I have conducted and attended quite a few trainings and PDs over the last few years as an instructional coach and independent consultant. Lately, I have really been thinking about how training IS done and how it SHOULD BE done. I came up with these quick observations:
Knowledgeable, prepared speaker
One thing I can say about most presenters I come across is that they know their stuff. Hence why they were chosen to present on a given topic! Most trainings I attend are characterized by very detailed descriptions of how to get things done, revealing the depth of the speaker’s experience.
Getting your hands dirty
Another positive aspect of a training is when you get to do hands-on work.
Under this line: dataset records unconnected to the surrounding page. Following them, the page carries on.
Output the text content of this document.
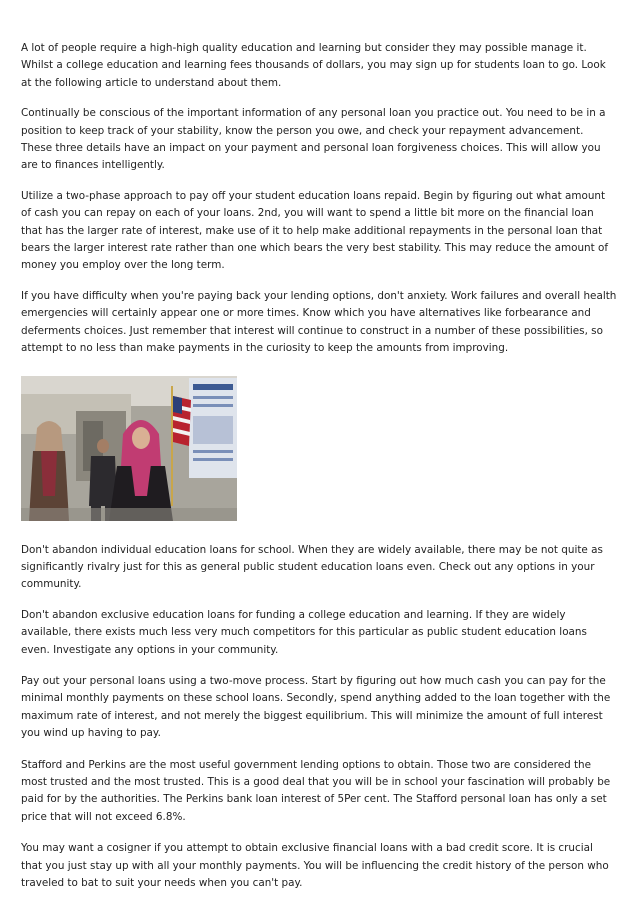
A lot of people require a high-high quality education and learning but consider they may possible manage it. Whilst a college education and learning fees thousands of dollars, you may sign up for students loan to go. Look at the following article to understand about them.

Continually be conscious of the important information of any personal loan you practice out. You need to be in a position to keep track of your stability, know the person you owe, and check your repayment advancement. These three details have an impact on your payment and personal loan forgiveness choices. This will allow you are to finances intelligently.

Utilize a two-phase approach to pay off your student education loans repaid. Begin by figuring out what amount of cash you can repay on each of your loans. 2nd, you will want to spend a little bit more on the financial loan that has the larger rate of interest, make use of it to help make additional repayments in the personal loan that bears the larger interest rate rather than one which bears the very best stability. This may reduce the amount of money you employ over the long term.

If you have difficulty when you're paying back your lending options, don't anxiety. Work failures and overall health emergencies will certainly appear one or more times. Know which you have alternatives like forbearance and deferments choices. Just remember that interest will continue to construct in a number of these possibilities, so attempt to no less than make payments in the curiosity to keep the amounts from improving.

Don't abandon individual education loans for school. When they are widely available, there may be not quite as significantly rivalry just for this as general public student education loans even. Check out any options in your community.

Don't abandon exclusive education loans for funding a college education and learning. If they are widely available, there exists much less very much competitors for this particular as public student education loans even. Investigate any options in your community.

Pay out your personal loans using a two-move process. Start by figuring out how much cash you can pay for the minimal monthly payments on these school loans. Secondly, spend anything added to the loan together with the maximum rate of interest, and not merely the biggest equilibrium. This will minimize the amount of full interest you wind up having to pay.

Stafford and Perkins are the most useful government lending options to obtain. Those two are considered the most trusted and the most trusted. This is a good deal that you will be in school your fascination will probably be paid for by the authorities. The Perkins bank loan interest of 5Per cent. The Stafford personal loan has only a set price that will not exceed 6.8%.

You may want a cosigner if you attempt to obtain exclusive financial loans with a bad credit score. It is crucial that you just stay up with all your monthly payments. You will be influencing the credit history of the person who traveled to bat to suit your needs when you can't pay.
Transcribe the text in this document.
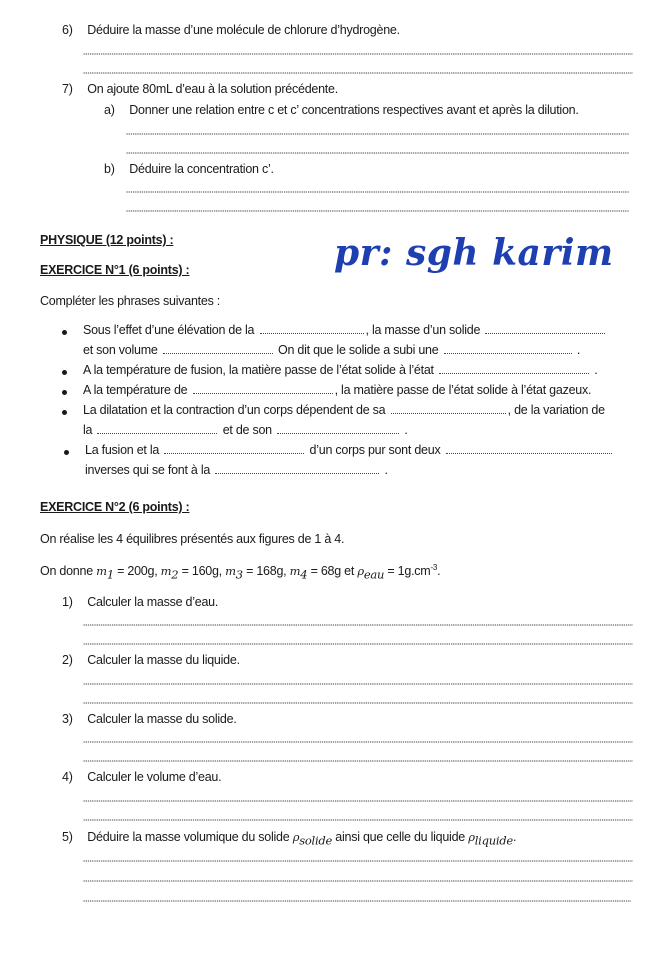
6) Déduire la masse d’une molécule de chlorure d’hydrogène.
7) On ajoute 80mL d’eau à la solution précédente.
a) Donner une relation entre c et c’ concentrations respectives avant et après la dilution.
b) Déduire la concentration c’.
PHYSIQUE (12 points) :	pr: sgh karim
EXERCICE N°1 (6 points) :
Compléter les phrases suivantes :
Sous l’effet d’une élévation de la	, la masse d’un solide
et son volume	On dit que le solide a subi une	.
A la température de fusion, la matière passe de l’état solide à l’état	.
A la température de	, la matière passe de l’état solide à l’état gazeux.
La dilatation et la contraction d’un corps dépendent de sa	, de la variation de
la	et de son	.
La fusion et la	d’un corps pur sont deux
inverses qui se font à la	.
EXERCICE N°2 (6 points) :
On réalise les 4 équilibres présentés aux figures de 1 à 4.
On donne $m_1 = 200g$, $m_2 = 160g$, $m_3 = 168g$, $m_4 = 68g$ et $\rho_{eau} = 1g.cm^{-3}$.
1) Calculer la masse d’eau.
2) Calculer la masse du liquide.
3) Calculer la masse du solide.
4) Calculer le volume d’eau.
5) Déduire la masse volumique du solide $\rho_{solide}$ ainsi que celle du liquide $\rho_{liquide}$.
I always appreciate having the opportunity to actually DO something in a training as opposed to simply listening to the speaker drone on about a topic without getting the chance to see it in action.
One size fits all
Technology and the internet are a natural fit for me, what with my homepage, blog, Twitter, Tumblr, and a million other web projects I administer or consult for. I definitely do not need a lesson called “Logging In”, which is where we began at a training I recently attended. I am a believer in differentiated instruction–but not just for kids–adults need differentiation, too! I get that some people need for you to break things all the way down, but I want to see an agenda that addresses the varying levels of expertise in the room. It can be as easy as a disclaimer: “I know that some of you guys are going to breeze through this stuff, so maybe you can check on your neighbor when you finish, or start working ahead…” Or something. I get that it’s difficult to plan a training that meets the needs of learners at different levels, but it’s possible!
Bored to tears!!!
Although a presenter can be knowledgeable, helpful, and hands-on, several hours of training can make for a verrrrry looooong day. Often, there is very little to break the monotony, other than a few dry anecdotes and a much-anticipated lunch break. I often find myself waiting for something exciting to happen–like an explosion. OK, maybe an explosion is extreme, and I am not trying to say that I constantly need to be entertained, but sometimes people need to be surprised or even startled to stay engaged. Things need to switch up every once in a while. Even hands-on stuff can be brutal if you’re just doing a series of super-boring tasks.
I know I speak for teachers and students when I say: “Engage us! We don’t want our time wasted!” As someone who has done many presentations, some good, some bad, and some UGLY, I know how difficult it is to plan a really great presentation. But the enthusiasm you get from your audience is soooo worth the time and effort it takes to plan with them in mind.